“News I did not know. Using AMH blood levels to monitor ovary productivity makes sense considering the risk/benefit ratio. For career minded or later married couples having this information will be helpful. Here is more information from a non-profit website. https://labtestsonline.org/understanding/analytes/anti-mullerian-hormone/tab/test/ “ Bill Chesnut, MD.
To go back to New Health News: http://billchesnutmd.com/new-health-news
Blood test helps measure women’s ovarian reserve _AMA Wire newsletter March 31, 2016.
NBC Nightly News (3/30, story 10, 2:00, Holt) reported, “It’s a question that can keep many women up at night, whether there’s still enough time to have a baby, but now more women are using an easy test that can take all the guesswork out of how much time is left on their biological clocks.” NBC News correspondent Janet Shamlian explained that “a simple blood test” with the nickname of “the baby deadline test is like a checkup for the ovaries.” The test “used to be for women already struggling to get pregnant,” but is “now being used to predict infertility problems.”
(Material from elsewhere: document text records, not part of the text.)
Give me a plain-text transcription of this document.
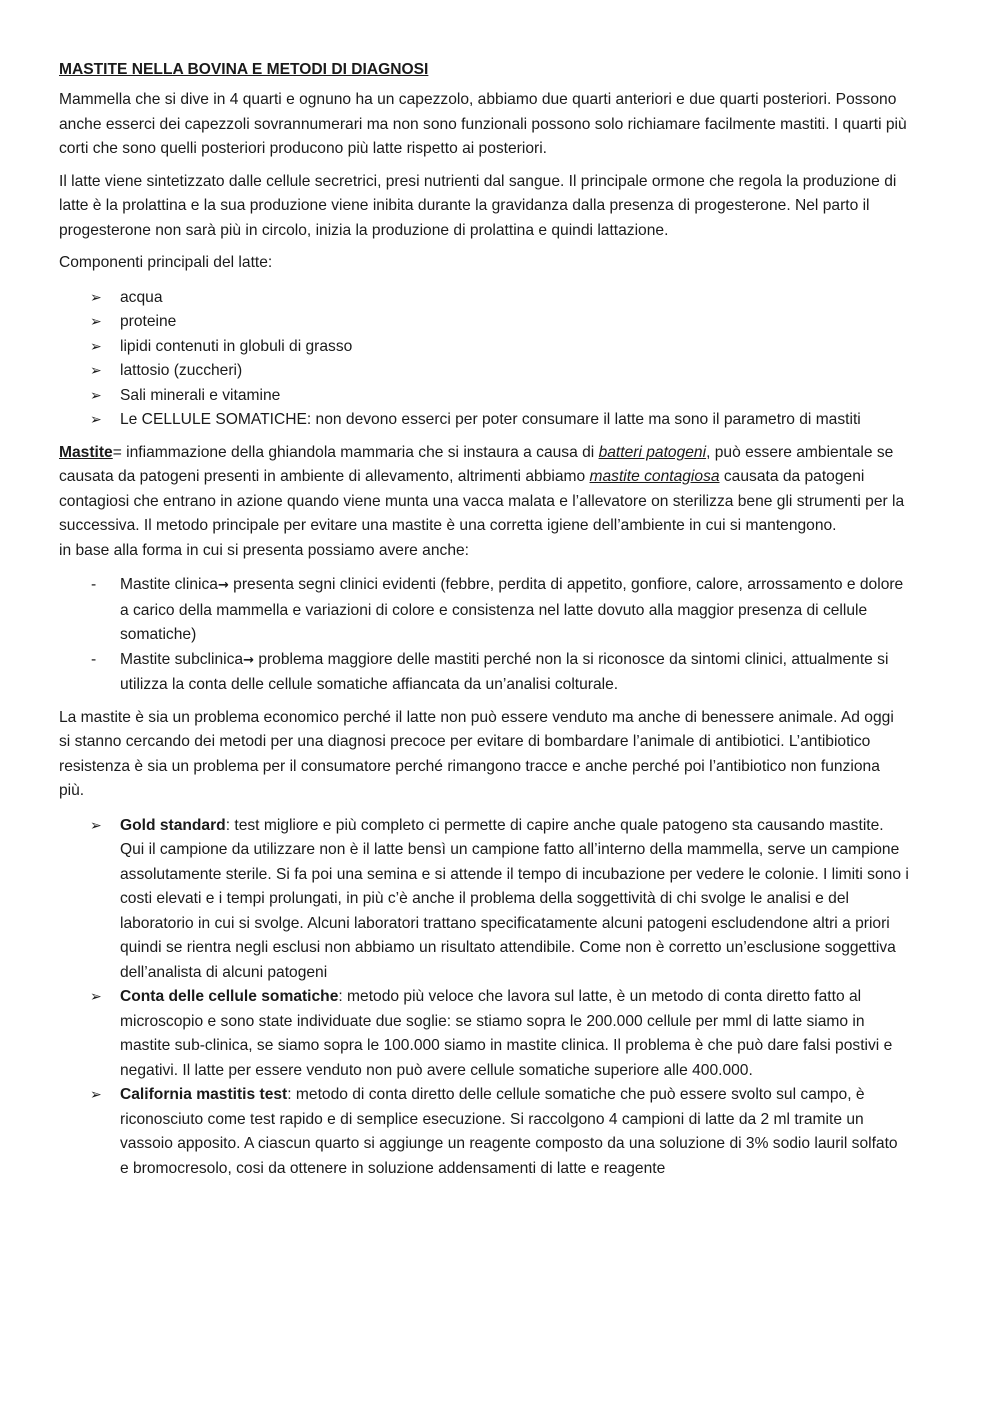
MASTITE NELLA BOVINA E METODI DI DIAGNOSI

Mammella che si dive in 4 quarti e ognuno ha un capezzolo, abbiamo due quarti anteriori e due quarti posteriori. Possono anche esserci dei capezzoli sovrannumerari ma non sono funzionali possono solo richiamare facilmente mastiti. I quarti più corti che sono quelli posteriori producono più latte rispetto ai posteriori.

Il latte viene sintetizzato dalle cellule secretrici, presi nutrienti dal sangue. Il principale ormone che regola la produzione di latte è la prolattina e la sua produzione viene inibita durante la gravidanza dalla presenza di progesterone. Nel parto il progesterone non sarà più in circolo, inizia la produzione di prolattina e quindi lattazione.

Componenti principali del latte:

➢	acqua
➢	proteine
➢	lipidi contenuti in globuli di grasso
➢	lattosio (zuccheri)
➢	Sali minerali e vitamine
➢	Le CELLULE SOMATICHE: non devono esserci per poter consumare il latte ma sono il parametro di mastiti

Mastite= infiammazione della ghiandola mammaria che si instaura a causa di batteri patogeni, può essere ambientale se causata da patogeni presenti in ambiente di allevamento, altrimenti abbiamo mastite contagiosa causata da patogeni contagiosi che entrano in azione quando viene munta una vacca malata e l’allevatore on sterilizza bene gli strumenti per la successiva. Il metodo principale per evitare una mastite è una corretta igiene dell’ambiente in cui si mantengono.

in base alla forma in cui si presenta possiamo avere anche:

-	Mastite clinica→ presenta segni clinici evidenti (febbre, perdita di appetito, gonfiore, calore, arrossamento e dolore a carico della mammella e variazioni di colore e consistenza nel latte dovuto alla maggior presenza di cellule somatiche)
-	Mastite subclinica→ problema maggiore delle mastiti perché non la si riconosce da sintomi clinici, attualmente si utilizza la conta delle cellule somatiche affiancata da un’analisi colturale.

La mastite è sia un problema economico perché il latte non può essere venduto ma anche di benessere animale. Ad oggi si stanno cercando dei metodi per una diagnosi precoce per evitare di bombardare l’animale di antibiotici. L’antibiotico resistenza è sia un problema per il consumatore perché rimangono tracce e anche perché poi l’antibiotico non funziona più.

➢	Gold standard: test migliore e più completo ci permette di capire anche quale patogeno sta causando mastite. Qui il campione da utilizzare non è il latte bensì un campione fatto all’interno della mammella, serve un campione assolutamente sterile. Si fa poi una semina e si attende il tempo di incubazione per vedere le colonie. I limiti sono i costi elevati e i tempi prolungati, in più c’è anche il problema della soggettività di chi svolge le analisi e del laboratorio in cui si svolge. Alcuni laboratori trattano specificatamente alcuni patogeni escludendone altri a priori quindi se rientra negli esclusi non abbiamo un risultato attendibile. Come non è corretto un’esclusione soggettiva dell’analista di alcuni patogeni
➢	Conta delle cellule somatiche: metodo più veloce che lavora sul latte, è un metodo di conta diretto fatto al microscopio e sono state individuate due soglie: se stiamo sopra le 200.000 cellule per mml di latte siamo in mastite sub-clinica, se siamo sopra le 100.000 siamo in mastite clinica. Il problema è che può dare falsi postivi e negativi. Il latte per essere venduto non può avere cellule somatiche superiore alle 400.000.
➢	California mastitis test: metodo di conta diretto delle cellule somatiche che può essere svolto sul campo, è riconosciuto come test rapido e di semplice esecuzione. Si raccolgono 4 campioni di latte da 2 ml tramite un vassoio apposito. A ciascun quarto si aggiunge un reagente composto da una soluzione di 3% sodio lauril solfato e bromocresolo, cosi da ottenere in soluzione addensamenti di latte e reagente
The NBC News (3/31, Dunn, Deo) website reports that the official name of the test is “the Anti-Müllerian hormone (AMH) test.” Some physicians “are now offering it as an option to healthy women to assess what they call their ovarian reserve.” The test, which “usually costs less than $100,” is a measure of AMH “circulating in a woman’s bloodstream” and “predicts the amount of possible eggs a woman has.”